ISSN 2359-5191

17/12/2014 - Ano: 47 - Edição Nº: 103 - Sociedade - Faculdade de Filosofia Letras e Ciências Humanas
Narrativas maias preconizam interdependência entre os seres no mundo
Concepção resgatada em pesquisa revela homem unido ao Cosmos, indissociável ao não humano
Calendário Haab' maia

A origem do homem e o seu lugar no Cosmos, bem como sua relação com os seres que habitam nele, são temas que povoam o imaginário humano em todas as épocas e lugares, figurando como questões importantes para praticamente todos os grupos existentes. Os maias, por exemplo, uma das civilizações mesoamericanas mais expressivas que já existiram, construíram para si concepções singulares quanto a este tema, as quais, embora destoem completamente da visão ocidental moderna, se aproximam, por exemplo, do imaginário dos indígenas da América Amazônica. Isso é o que mostra Joyce Pinto Almeida Carvalho, em sua dissertação A concepção de humano no pensamento maia colonial (meados do século XVI e meados do XVII). Certamente, a maneira de ver o homem para este grupo contrastou com a concepção do colonizador europeu, gerando um choque de visões de mundo.

Ao estudar narrativas cosmogônicas maias — textos que descrevem a criação do Universo, abordando a forma como o mundo no qual o humano habita foi criado e a criação de outros seres que vivem no mesmo espaço, bem como do próprio homem — como o Popol Vuh, o Memorial de Sololá e o Chilam Balam de Chumayel, do período colonial, a pesquisadora Joyce Carvalho observou que os humanos eram mostrados com atributos e qualidades diferentes das que pensamos hoje.

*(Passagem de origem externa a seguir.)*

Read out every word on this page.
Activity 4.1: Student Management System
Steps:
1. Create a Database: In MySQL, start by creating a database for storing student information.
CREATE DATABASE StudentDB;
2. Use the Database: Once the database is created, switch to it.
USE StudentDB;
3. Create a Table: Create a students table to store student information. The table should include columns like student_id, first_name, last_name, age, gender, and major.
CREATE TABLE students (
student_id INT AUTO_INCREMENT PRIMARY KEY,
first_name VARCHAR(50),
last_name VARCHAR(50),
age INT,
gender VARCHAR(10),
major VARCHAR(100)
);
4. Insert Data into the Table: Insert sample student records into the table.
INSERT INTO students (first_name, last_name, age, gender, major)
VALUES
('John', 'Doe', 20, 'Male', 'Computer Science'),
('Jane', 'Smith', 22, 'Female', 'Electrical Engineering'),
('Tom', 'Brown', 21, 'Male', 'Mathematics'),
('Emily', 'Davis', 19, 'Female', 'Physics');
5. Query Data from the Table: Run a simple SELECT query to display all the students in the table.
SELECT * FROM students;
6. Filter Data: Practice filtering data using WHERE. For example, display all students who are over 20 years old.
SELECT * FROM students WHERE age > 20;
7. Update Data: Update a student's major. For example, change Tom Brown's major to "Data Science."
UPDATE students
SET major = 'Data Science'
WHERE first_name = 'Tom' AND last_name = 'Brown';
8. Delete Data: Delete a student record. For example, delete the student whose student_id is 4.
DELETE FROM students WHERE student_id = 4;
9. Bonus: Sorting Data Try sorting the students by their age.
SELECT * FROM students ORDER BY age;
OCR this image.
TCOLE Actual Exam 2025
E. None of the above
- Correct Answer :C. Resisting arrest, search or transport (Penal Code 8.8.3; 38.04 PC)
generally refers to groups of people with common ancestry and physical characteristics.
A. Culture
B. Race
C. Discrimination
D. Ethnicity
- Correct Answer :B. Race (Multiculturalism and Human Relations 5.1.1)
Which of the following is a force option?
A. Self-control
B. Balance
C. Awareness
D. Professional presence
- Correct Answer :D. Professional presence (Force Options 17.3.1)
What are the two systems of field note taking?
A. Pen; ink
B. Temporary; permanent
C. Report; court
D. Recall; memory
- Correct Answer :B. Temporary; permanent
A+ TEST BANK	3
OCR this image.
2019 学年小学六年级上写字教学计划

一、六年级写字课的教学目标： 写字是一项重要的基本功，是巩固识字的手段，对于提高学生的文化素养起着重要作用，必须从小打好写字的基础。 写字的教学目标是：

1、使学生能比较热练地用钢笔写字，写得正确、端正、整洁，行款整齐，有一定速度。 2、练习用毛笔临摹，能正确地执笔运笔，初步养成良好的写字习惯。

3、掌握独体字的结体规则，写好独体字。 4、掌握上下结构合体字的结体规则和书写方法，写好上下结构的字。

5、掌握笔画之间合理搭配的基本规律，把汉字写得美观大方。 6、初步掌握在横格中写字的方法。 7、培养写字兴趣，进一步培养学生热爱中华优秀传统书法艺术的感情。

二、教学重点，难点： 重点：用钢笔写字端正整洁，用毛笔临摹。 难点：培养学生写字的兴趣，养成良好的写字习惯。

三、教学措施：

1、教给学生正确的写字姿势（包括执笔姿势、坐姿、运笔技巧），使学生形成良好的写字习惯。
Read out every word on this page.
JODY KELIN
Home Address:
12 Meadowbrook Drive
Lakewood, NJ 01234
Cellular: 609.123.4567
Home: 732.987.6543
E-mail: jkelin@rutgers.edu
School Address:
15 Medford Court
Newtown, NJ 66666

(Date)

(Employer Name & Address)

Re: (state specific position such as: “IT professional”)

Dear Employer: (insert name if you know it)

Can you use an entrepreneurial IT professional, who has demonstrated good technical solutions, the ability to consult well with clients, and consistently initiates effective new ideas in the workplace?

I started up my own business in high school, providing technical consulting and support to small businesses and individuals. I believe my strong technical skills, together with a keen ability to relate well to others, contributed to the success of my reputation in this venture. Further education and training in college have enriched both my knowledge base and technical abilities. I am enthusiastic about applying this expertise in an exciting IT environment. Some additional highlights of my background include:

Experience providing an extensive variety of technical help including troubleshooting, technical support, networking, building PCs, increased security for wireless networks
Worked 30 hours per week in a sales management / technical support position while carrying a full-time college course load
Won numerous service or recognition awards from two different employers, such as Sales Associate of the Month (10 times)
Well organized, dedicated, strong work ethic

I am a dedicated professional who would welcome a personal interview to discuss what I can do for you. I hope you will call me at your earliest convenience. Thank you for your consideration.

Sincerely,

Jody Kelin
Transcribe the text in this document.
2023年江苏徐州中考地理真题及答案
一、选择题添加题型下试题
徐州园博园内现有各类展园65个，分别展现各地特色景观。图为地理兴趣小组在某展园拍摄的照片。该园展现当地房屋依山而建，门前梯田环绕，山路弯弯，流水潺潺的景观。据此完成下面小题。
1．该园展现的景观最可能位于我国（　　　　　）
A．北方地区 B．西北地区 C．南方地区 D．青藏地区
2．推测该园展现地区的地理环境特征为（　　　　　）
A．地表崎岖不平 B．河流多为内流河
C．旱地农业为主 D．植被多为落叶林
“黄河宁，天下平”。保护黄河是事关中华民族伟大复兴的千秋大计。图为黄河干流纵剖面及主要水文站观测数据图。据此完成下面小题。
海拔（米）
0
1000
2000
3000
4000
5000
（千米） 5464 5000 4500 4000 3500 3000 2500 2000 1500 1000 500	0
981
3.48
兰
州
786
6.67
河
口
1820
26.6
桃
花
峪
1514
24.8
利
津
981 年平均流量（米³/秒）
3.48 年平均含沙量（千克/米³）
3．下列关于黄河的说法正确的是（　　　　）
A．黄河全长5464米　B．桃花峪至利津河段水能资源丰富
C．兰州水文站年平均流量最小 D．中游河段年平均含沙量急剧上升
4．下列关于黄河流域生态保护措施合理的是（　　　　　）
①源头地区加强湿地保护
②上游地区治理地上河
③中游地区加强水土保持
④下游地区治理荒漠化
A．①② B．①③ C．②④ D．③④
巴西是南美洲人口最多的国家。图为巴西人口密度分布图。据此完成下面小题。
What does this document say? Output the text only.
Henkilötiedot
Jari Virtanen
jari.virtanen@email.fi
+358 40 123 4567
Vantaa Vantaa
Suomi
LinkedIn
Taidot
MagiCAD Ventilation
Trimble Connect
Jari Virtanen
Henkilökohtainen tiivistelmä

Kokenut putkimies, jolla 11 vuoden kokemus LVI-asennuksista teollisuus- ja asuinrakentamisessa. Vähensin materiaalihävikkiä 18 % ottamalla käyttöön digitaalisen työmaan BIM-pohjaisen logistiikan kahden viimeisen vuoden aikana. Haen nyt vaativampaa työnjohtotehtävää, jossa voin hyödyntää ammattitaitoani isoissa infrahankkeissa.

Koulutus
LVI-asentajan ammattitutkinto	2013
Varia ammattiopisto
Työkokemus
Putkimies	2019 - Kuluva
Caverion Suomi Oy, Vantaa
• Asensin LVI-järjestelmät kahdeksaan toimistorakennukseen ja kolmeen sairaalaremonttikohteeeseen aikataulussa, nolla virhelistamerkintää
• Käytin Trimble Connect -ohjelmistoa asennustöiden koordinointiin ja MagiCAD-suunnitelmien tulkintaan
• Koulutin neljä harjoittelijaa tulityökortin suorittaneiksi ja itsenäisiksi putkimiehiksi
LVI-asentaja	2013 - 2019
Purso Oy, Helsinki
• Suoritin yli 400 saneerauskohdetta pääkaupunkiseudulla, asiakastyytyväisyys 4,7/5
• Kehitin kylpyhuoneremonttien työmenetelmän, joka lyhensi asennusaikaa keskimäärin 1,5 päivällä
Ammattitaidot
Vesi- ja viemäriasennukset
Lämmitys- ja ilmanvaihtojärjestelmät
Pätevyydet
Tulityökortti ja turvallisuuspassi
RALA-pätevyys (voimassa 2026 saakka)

Para os maias, “não existe uma linha rígida que separa humanos e não humanos, sendo que essas duas categorias de seres que habitam o Cosmos convivem, compartilham algumas características e têm seu papel na manutenção do Universo”, afirma a pesquisadora.

Por se tratar de uma sociedade animista, o mundo composto pelos maias é habitado por diversas espécies dotadas de consciência. Vários tipos de não humanos são concebidos como pessoas, isto é, sujeitos potenciais de relações sociais. Eles também estão imbuídos de máscaras sociais que os caracterizam como pessoas, portanto, também possuem funções sociais. Ou seja, humanos e não humanos possuem papéis e estão envolvidos numa mesma sociedade.

Para os maias, além disso, a ação não se completa com apenas um ser, mas são necessários outros para que haja determinações. Também animais aparecem sempre em conjunto e conferenciam sobre suas ações, assim como os deuses e os homens.

Joyce Carvalho também mostrou que, apesar de terem sido criados por deuses, os animais têm grande participação na formação do homem. Para essa sociedade, existiram outras humanidades que precederam o homem, as quais possuíam características comuns e distintas umas das outras em relação ao homem. Houve homens de barro e também de madeira. Mas o humano maia, o homem que subsistiu, é o homem do milho, aquele cuja formação se deu a partir deste vegetal. Todo o trabalho relativo ao milho, na visão maia, é feito por animais, sendo que o milho é até mesmo lavado e amassado com o sangue desses animais. E isso conjuga e associa essas entidades, humana e não humana. Deuses, porque são criadores. Animais, porque participam da criação e da formação do homem. E o ser humano, porque intervém no mundo, participa dele e convive com os outros seres do mundo. Assim, compreende-se por que os maias valorizavam a vida em conjunto e a tomada de decisões a partir da deliberação.